CERTPHASH: Towards Certified Perceptual Hashing via Robust Training
Y. Yang, Q. Liu, C. Brix, H. Zhang, and Y. Cao.
USENIX Security Symposium, 2025
Perceptual hashing (PHash) systems — e.g., Apple's NeuralHash, Microsoft's PhotoDNA, and Facebook's PDQ — are widely employed to screen illicit content. Such systems generate hashes of image files and match them against a database of known hashes linked to illicit content for filtering. One important drawback of PHash systems is that they are vulnerable to adversarial perturbation attacks leading to hash evasion or collision. It is desirable to bring provable guarantees to PHash systems to certify their robustness under evasion or collision attacks. However, to the best of our knowledge, there are no existing certified PHash systems, and more importantly, the training of certified PHash systems is challenging because of the unique definition of model utility and the existence of both evasion and collision attacks.

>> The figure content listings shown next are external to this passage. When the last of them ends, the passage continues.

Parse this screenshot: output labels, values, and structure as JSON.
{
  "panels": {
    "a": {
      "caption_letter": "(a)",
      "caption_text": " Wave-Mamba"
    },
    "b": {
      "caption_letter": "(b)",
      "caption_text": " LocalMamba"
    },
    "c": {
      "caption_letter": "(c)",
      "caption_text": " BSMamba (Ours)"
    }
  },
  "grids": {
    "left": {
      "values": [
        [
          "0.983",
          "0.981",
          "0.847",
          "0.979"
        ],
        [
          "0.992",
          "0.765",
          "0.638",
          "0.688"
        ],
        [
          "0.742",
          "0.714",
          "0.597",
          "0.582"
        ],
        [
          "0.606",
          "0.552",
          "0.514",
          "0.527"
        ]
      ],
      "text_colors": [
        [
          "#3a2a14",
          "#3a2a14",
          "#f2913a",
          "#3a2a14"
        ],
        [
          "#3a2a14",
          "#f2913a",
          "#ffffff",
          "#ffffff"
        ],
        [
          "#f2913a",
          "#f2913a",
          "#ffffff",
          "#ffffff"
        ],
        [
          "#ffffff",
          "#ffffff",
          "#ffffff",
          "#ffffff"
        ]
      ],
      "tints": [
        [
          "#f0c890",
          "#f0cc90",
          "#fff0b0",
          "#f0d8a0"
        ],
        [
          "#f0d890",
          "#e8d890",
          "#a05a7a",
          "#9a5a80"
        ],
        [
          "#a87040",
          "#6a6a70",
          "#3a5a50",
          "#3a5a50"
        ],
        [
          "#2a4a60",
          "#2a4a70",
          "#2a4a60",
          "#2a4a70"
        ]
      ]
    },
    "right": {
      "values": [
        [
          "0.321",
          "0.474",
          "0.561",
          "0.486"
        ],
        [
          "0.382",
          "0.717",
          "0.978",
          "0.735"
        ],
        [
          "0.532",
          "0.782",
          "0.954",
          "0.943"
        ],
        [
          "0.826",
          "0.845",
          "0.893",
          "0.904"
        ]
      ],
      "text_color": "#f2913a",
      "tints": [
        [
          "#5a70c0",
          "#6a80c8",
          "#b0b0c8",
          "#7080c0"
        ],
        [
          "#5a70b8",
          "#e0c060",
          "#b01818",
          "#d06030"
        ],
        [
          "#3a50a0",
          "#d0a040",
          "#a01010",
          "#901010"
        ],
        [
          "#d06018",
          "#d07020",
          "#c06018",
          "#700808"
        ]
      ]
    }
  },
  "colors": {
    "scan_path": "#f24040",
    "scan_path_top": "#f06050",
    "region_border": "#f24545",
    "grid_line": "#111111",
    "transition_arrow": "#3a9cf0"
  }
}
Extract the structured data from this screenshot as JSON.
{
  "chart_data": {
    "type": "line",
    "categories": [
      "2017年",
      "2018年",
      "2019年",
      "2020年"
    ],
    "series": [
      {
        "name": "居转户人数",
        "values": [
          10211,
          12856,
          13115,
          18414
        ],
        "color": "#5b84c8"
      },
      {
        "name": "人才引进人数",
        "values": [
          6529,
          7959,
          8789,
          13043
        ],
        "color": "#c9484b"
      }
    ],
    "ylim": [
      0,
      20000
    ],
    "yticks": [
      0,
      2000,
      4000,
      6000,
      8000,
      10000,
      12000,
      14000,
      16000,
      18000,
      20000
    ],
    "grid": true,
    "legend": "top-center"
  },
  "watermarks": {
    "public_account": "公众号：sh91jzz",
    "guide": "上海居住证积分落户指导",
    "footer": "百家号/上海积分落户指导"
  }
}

In this paper, we propose CertPHash, the first certified PHash system with robust training. CertPHash includes three different optimization terms, anti-evasion, anti-collision, and functionality. The anti-evasion term establishes an upper bound on the hash deviation caused by input perturbations, the anti-collision term sets a lower bound on the distance between a perturbed hash and those from other inputs, and the functionality term ensures that the system remains reliable and effective throughout robust training. Our results demonstrate that CertPHash not only achieves non-vacuous certification for both evasion and collision with provable guarantees but is also robust against empirical attacks. Furthermore, CertPHash demonstrates strong performance in real-world illicit content detection tasks.